Prosperam os amantes da rotina, da certeza, da estabilidade e do status quo que preferem as aparências e o faz-de-conta, o consenso estéril e a estabilidade que a nada conduz.

Prosperam os que estão professores à míngua de alternativa profissional, os gestores
sem carisma, os funcionários profissionais acomodados.

E todos estes realizam, a seu modo, a ‘fagocitose do inovador’. Quando um professor executa uma atividade inovadora que rompe com as rotinas e interpela os seus colegas, estes começam por reagir desvalorizando quem faz a proposta e produzindo um sem-número de estratégias destrutivas visando a manutenção da velha ordem.”

O que me levou a revisitar este texto foi uma situação que vivi hoje numa aula na qual vários professores apresentavam os projetos de intervenção que pretendem levar a cabo nas suas escolas. A professora L., entusiasmada, apresentava o seu projeto que pretende criar condições para a implementação de práticas mais colaborativas entre docentes, promotoras de mais aprendizagem para todos. À medida que ia apresentando o projeto, os restantes colegas, e eu própria, fazíamos sugestões e discutíamos possibilidades. E a professora L. muito embora concordando com elas, ia relatando situações de resistência por parte dos seus colegas que pareciam inviabilizar as sugestões que íamos dando. A certa altura, um dos professores pergunta: “Não é frustrante querer fazer diferente, querer fazer melhor e encontrar sempre essas resistências?” Fez-se um silêncio ensurdecedor. Os olhos da L. ficaram marejados de lágrimas. Terão passado alguns segundos até se fazer ouvir a resposta (os segundos mais longos que vivi nos últimos tempos…) “Sim… É muito frustrante.” Confesso que nessa altura fiquei com um nó na garganta que permaneceu por toda a aula Controlada a emoção, a reflexão em torno do projeto prosseguiu.

No intervalo, todos saíram, menos a L.. Permaneci na sala e ficámos as duas sozinhas. Tentando conter o rio que corria nos seus olhos e lhe embargava a voz, a L. desabafou: “Estou farta, farta! Já não aguento. Há 15 anos que me dedico aquela escola, que me dou por completo, que faço de tudo para todos podermos estar melhor, mas é sempre a mesma coisa. As pessoas não querem. Não ligam. Já não sei o que fazer.” E prosseguiu, contando alguns episódios que ilustravam a insensibilidade e mesmo crueldade que grassa entre colegas de profissão. Gelei. Tive o impulso de lhe dar um abraço, mesmo sabendo que aquele abraço nunca poderia curar a mágoa que provinha daquele desalento profundo.
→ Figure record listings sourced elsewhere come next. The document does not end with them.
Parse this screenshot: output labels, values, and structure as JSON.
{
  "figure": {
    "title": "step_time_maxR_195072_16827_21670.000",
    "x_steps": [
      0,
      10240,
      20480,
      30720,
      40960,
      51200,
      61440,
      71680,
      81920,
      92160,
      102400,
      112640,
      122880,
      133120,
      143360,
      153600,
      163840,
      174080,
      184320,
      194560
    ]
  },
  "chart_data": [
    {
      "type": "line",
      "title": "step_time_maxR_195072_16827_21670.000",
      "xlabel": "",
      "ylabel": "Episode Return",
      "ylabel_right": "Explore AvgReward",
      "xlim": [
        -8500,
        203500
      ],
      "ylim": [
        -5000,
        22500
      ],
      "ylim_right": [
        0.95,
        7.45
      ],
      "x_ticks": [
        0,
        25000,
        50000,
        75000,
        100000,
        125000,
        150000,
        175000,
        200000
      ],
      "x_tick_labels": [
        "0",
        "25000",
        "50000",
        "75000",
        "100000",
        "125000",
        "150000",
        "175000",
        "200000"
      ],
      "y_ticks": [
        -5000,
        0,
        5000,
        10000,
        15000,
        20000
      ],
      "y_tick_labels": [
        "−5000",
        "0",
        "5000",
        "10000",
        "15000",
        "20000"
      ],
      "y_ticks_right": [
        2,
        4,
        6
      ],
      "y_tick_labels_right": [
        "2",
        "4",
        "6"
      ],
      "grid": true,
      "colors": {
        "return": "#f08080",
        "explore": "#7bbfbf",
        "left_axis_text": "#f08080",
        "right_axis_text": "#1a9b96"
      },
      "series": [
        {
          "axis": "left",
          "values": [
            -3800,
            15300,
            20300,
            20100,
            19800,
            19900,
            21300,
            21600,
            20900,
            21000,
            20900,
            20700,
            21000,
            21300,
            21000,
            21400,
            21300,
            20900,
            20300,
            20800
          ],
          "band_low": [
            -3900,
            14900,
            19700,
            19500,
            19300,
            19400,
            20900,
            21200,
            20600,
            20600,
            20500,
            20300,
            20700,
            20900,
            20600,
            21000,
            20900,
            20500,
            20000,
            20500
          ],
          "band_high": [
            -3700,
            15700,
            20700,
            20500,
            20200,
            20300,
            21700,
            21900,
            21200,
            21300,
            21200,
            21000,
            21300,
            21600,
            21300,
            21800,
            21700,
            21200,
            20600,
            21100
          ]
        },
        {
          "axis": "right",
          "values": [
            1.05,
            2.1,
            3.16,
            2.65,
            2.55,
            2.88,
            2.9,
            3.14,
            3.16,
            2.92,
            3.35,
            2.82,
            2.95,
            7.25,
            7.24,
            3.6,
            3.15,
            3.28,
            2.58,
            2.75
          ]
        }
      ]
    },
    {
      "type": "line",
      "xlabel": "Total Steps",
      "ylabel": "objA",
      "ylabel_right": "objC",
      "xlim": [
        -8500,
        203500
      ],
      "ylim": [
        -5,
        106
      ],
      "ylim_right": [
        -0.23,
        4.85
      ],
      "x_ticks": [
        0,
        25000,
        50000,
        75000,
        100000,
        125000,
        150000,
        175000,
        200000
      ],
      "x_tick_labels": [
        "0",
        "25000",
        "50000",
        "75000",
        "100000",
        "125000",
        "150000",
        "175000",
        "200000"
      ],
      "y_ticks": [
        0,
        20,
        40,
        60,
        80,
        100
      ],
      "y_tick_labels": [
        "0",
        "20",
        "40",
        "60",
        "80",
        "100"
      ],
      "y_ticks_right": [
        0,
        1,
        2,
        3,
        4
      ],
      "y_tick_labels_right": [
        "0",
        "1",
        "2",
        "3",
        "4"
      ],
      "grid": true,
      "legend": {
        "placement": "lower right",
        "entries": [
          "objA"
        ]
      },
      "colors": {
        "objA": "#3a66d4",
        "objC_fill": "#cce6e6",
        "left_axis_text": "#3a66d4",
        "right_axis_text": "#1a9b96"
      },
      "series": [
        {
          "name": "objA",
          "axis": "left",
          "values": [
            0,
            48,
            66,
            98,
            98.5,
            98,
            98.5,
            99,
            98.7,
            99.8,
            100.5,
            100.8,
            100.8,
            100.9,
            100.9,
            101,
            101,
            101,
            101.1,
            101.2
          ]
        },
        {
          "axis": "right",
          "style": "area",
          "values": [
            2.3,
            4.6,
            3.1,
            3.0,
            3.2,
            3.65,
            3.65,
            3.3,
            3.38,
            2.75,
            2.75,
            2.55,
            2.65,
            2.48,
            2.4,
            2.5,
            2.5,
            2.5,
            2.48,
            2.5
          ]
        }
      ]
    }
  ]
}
“Estou a tornar-me uma pessoa amarga. E eu não sou assim… Para quê? Para quê tudo isto?” Já não me lembro bem do que disse na altura… Tentei confortá-la. Lembro-me que lhe disse que não estava só. Mas há outras coisas que lhe queria ter dito e não consegui dizer. Porque fiquei transtornada. Revoltada com a crueldade e injustiça para com quem acredita que pode construir uma escola melhor e tudo faz para o conseguir. Pairavam na minha cabeça as palavras do Príncipe de Maquiavel: “os inovadores criam inimigos em todos os que prosperam sob a velha ordem…”, ali, naquele mesmo instante, materializadas.

Mas agora, tenho que dizer:

Querida L., tenho tanto orgulho em conhecê-la, a si e a tantos outros professores que, tal como a L., não desistem de ‘inventar dias mais claros’. Eu sei que é difícil vencer os ‘guardiões da velha ordem’. Sinto-o frequentemente na pele, em várias escolas por onde vou passando. Ouço o eco das suas palavras nas palavras de tantos outros professores que se sentem a remar contra a maré. E sei que há dias em que a deceção nos quer sair pelos olhos, como hoje. Mas não desista. Porque são os Professores como a L. que fazem a diferença. E é preferível estar vivo na profissão, ensaiando novas possibilidades de ação, mesmo quando poucos se permitem ver, do que estar morto e não o saber. Alegre-se, querida L.. Porque tem rasgo, e luz e garra. E porque a sua garra, pela qual é tantas vezes agredida, é simultaneamente a força de quem a si se junta nesta luta contra a hipocrisia das promessas educativas reiteradamente enunciadas e sistematicamente não cumpridas. Não desista. Porque como afirmava José Matias Alves no texto que aqui retomei, “é urgente criar condições para que os inovadores prosperem e o rebanho tenha cada vez menos seguidores”.